Deaf Republic: Book Review

Ilya Kaminsky, Deaf Republic, London: Faber and Faber, 2019.

You might wonder, as I did, whether I was reading a fable, a myth, a folktale, a parable, or something else, something different.  Of course it is something different — or perhaps it would be better to say it is all of these things, and none, exactly.  It is poetry, which I’m sure includes them all.  Still, it seems worth asking the question now, in retrospect, in order to get at what doesn’t “fit” any available category, how it all becomes so difficult to pinpoint in time and space: it seems like a very old in some ways, but not in others; it’s addressed to everyone and yet adroitly “speaks” to specific readers will; it’s anchored in a some kind of folk or fairy tale tradition — a village, a street, a square, “once upon a time,” and still, events somehow resonate everywhere — across a nation, across the world.  It’s too long to be a “fable,” too short to be a myth.

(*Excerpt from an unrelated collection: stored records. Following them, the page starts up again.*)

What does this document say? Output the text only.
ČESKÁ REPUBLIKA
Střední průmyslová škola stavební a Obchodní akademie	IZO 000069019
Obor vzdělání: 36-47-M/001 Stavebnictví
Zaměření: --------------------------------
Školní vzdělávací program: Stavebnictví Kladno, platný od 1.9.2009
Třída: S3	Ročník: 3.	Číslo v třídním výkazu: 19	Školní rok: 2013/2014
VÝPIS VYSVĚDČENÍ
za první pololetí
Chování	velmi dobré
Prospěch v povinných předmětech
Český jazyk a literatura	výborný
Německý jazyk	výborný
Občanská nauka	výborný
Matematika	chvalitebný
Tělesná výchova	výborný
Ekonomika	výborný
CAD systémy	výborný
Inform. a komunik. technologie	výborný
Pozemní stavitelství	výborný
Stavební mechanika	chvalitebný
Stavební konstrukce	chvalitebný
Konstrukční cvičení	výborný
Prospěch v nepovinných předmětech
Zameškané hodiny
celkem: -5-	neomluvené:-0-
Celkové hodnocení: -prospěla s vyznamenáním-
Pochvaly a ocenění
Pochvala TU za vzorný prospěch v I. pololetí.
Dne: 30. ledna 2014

I’ve rarely felt so clearly that a story is about the reader. Events hinge on a confrontation between villagers and a group of soldiers that seems resident for the time being, but belongs in some vague way to some larger, presumably national military organization. The locals instantly reveal themselves to be be loveable, warm, human, and the soldiers stiffen into instruments of violence. They shoot and kill a deaf boy for no perceptible reason. Spontaneously, the villagers defend themselves by claiming to be deaf: they cannot hear what the soldiers say to them, cannot do what they are asked to do.  At the same time, they invent a silent sign language in order to communicate with one another.  And here is where a reader slides into an unprecedented position. Readers really can’t hear.  They go on reading the story, in one sense, from the position of a villager feigning deafness, although they can “see” at least some of the villagers’ messages to one another. They know about the senseless murder and retribution, the agony of a family ripped apart; in other respects, readers are in the position of soldiers, who can see the pain they have caused, the loss, and feel they can do nothing about it. The forces of human community, the creative energy of language confront some expectation or acceptance of what we are likely to call reality. It could be a definition of poetry.